In space: This research program offers fundamental information for additive manufacturing in space and future space exploration including the remote building of structures in space, immediate repair in space, reduced risk and cost of repairs and improvement in space. This research can provide unique and fundamental understanding of AM under zero gravity and extreme space environments.
For mass production: The current research interest is dedicated to developing new technologies of additive manufacturing for mass production of advanced and complex components. This is an interdisciplinary research where manufacturing process, laser technology, closed-loop control system, product quality and control, mechanical characterization and finite element modeling of AM process get integrated to contribute to a promising field for future advanced manufacturing.

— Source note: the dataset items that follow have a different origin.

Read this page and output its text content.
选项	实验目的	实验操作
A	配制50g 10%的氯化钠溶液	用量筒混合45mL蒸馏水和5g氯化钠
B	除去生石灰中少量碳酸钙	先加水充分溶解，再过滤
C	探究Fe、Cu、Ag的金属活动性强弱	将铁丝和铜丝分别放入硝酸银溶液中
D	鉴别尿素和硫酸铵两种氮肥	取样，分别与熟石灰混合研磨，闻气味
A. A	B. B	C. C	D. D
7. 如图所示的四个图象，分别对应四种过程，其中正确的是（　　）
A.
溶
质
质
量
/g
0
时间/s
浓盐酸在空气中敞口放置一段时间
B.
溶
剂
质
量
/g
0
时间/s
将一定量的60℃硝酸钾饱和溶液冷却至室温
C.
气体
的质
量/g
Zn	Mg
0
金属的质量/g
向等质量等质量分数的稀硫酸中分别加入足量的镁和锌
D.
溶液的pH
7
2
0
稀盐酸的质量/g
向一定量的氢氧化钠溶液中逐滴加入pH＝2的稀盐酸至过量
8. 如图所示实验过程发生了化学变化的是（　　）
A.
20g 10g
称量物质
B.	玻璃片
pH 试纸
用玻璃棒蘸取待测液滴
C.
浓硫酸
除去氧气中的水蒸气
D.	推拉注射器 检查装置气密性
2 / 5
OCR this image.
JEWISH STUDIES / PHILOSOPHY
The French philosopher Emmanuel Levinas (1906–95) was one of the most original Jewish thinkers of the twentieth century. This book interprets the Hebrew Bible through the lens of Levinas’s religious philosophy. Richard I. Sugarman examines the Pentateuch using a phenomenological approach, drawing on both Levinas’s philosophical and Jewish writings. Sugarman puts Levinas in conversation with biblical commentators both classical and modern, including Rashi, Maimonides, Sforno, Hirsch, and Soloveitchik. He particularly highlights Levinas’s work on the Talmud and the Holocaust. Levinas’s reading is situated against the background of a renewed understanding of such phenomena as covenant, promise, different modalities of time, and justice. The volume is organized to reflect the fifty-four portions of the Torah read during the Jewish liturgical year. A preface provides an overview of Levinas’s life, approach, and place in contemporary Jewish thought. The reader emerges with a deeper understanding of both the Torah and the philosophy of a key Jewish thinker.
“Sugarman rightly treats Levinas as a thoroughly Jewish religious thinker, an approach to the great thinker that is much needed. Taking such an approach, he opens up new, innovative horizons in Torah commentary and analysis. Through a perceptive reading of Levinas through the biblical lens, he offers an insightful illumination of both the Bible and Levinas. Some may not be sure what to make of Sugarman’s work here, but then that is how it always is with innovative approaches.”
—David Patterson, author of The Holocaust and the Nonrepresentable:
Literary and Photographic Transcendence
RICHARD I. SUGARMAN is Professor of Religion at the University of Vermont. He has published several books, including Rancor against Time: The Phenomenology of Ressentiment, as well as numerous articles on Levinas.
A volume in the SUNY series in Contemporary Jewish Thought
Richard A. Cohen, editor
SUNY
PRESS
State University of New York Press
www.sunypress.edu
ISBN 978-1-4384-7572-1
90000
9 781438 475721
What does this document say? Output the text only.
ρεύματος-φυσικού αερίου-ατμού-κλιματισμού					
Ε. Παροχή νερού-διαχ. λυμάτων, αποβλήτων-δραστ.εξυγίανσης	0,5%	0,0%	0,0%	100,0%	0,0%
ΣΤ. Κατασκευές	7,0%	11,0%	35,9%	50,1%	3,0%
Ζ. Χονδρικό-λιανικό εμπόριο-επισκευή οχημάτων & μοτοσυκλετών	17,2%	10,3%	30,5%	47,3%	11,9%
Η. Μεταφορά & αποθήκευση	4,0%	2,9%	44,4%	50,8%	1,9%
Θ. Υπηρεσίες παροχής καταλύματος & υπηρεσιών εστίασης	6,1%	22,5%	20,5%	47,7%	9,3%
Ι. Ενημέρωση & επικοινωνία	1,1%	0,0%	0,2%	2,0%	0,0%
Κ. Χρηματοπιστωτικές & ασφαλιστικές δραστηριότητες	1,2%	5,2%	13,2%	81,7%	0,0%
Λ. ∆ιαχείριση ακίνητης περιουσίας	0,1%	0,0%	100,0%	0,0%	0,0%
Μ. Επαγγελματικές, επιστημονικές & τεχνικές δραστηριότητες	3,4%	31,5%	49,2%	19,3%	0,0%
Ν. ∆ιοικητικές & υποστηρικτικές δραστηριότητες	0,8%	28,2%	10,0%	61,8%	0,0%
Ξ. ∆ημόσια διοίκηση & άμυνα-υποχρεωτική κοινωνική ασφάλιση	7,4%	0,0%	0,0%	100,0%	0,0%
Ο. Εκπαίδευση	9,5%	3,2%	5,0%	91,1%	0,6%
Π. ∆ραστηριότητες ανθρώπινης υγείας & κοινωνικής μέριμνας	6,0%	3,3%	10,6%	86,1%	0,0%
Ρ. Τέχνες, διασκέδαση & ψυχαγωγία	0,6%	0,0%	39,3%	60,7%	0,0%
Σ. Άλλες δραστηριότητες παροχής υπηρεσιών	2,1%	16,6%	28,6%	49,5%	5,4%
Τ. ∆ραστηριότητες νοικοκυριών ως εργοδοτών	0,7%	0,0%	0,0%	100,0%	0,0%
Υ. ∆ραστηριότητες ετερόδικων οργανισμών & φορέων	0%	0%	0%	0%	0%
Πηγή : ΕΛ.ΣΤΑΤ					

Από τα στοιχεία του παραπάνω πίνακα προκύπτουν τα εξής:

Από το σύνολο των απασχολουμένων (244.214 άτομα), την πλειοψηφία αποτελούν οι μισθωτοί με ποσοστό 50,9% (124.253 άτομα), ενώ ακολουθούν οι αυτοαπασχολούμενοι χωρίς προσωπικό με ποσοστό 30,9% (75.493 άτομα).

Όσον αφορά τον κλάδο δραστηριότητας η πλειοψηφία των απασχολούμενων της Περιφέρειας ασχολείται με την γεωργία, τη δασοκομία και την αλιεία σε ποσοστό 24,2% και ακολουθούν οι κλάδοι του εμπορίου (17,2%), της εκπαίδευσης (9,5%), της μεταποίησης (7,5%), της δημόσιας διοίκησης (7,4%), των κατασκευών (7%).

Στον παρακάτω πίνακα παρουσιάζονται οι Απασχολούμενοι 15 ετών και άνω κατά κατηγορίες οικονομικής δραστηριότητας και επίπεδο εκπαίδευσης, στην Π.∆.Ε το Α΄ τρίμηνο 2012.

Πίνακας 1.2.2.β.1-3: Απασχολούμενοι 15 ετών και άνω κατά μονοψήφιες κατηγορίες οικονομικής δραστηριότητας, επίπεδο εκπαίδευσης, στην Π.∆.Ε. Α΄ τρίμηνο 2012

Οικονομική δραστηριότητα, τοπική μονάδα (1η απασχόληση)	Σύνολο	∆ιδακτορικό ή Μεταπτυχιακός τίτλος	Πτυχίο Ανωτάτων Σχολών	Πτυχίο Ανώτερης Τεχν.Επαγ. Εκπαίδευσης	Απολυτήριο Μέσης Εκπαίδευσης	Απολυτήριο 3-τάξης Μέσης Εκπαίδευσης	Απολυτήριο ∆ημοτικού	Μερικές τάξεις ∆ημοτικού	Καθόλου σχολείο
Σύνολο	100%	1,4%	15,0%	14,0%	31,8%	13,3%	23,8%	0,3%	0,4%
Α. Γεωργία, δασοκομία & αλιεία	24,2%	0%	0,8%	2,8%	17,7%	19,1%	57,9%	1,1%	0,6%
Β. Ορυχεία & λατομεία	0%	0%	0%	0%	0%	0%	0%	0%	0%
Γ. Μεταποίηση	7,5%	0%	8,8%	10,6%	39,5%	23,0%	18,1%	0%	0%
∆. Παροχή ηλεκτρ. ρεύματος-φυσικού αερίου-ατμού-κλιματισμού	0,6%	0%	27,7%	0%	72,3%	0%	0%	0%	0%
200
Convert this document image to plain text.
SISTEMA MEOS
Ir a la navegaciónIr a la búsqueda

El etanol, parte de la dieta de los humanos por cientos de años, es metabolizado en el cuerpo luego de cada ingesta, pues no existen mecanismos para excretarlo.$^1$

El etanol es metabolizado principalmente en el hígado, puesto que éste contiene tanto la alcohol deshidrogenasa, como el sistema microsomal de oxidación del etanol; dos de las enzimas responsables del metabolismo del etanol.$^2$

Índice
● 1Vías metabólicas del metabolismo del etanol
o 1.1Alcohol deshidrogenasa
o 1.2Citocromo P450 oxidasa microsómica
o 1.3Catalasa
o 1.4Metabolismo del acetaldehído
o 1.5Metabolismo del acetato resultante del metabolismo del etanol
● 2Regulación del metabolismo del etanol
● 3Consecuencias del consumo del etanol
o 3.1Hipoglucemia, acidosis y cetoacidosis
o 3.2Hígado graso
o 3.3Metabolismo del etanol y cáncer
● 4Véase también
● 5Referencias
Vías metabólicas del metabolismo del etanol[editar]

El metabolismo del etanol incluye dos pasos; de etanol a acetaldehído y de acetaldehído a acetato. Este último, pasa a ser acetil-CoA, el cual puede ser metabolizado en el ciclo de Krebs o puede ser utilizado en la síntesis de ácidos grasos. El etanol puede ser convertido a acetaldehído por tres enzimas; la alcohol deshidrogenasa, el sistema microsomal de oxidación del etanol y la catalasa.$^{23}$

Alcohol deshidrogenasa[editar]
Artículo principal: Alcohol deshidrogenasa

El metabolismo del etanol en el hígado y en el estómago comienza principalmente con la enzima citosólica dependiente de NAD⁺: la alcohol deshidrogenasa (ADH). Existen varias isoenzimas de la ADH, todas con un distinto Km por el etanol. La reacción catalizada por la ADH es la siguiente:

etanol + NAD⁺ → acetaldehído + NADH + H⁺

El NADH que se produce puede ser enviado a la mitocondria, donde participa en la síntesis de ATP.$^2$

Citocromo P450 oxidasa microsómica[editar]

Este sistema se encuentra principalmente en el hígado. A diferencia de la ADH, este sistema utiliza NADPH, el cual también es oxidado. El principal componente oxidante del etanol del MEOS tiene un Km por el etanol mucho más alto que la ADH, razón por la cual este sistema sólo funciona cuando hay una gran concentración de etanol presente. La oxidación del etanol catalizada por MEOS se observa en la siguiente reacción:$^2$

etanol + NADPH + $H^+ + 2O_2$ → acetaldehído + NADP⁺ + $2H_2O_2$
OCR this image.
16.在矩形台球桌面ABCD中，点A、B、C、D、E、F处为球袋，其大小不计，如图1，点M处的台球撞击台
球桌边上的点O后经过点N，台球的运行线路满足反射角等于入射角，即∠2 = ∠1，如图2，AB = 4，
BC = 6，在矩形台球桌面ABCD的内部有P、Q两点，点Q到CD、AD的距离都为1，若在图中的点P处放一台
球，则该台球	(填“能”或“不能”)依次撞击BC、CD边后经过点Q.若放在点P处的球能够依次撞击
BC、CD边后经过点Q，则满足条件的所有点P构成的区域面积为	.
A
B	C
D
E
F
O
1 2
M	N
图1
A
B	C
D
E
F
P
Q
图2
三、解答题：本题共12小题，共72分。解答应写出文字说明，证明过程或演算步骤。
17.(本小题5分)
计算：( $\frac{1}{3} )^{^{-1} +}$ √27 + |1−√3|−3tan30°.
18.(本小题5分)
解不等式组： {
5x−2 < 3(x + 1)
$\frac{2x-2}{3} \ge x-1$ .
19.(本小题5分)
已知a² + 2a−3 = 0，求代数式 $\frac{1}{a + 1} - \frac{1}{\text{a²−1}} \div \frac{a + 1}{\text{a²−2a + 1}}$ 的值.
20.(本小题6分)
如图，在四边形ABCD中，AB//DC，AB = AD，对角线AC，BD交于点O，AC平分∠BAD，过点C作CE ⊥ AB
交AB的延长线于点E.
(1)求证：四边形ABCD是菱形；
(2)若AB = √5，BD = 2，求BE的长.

Engineering design education
The current research program is focused on the evaluation of the Engineering Design Education at the Mechanical Engineering Department, Lassonde School of Engineering, York University. It constitutes of data mining and analysis, criteria development and decision making, and optimization including Neural Networking, Art Colony Optimization and Simulated Annealing. Currently, the main evaluation techniques of an engineering program and undergraduate students are based on success rates. This can sometimes be misleading and/or does not provide early informative data for program development, especially for new programs. The objectives of this research program are to provide both qualitative and quantitative information for justified outcome to build better education system, support industry with more qualified students and support community. Stakeholders in this research program include the institution, faculty, students and industry with high interest towards excellence in design, engineering, leadership and teaching (with assistance from Faculty of Education and Teaching Commons).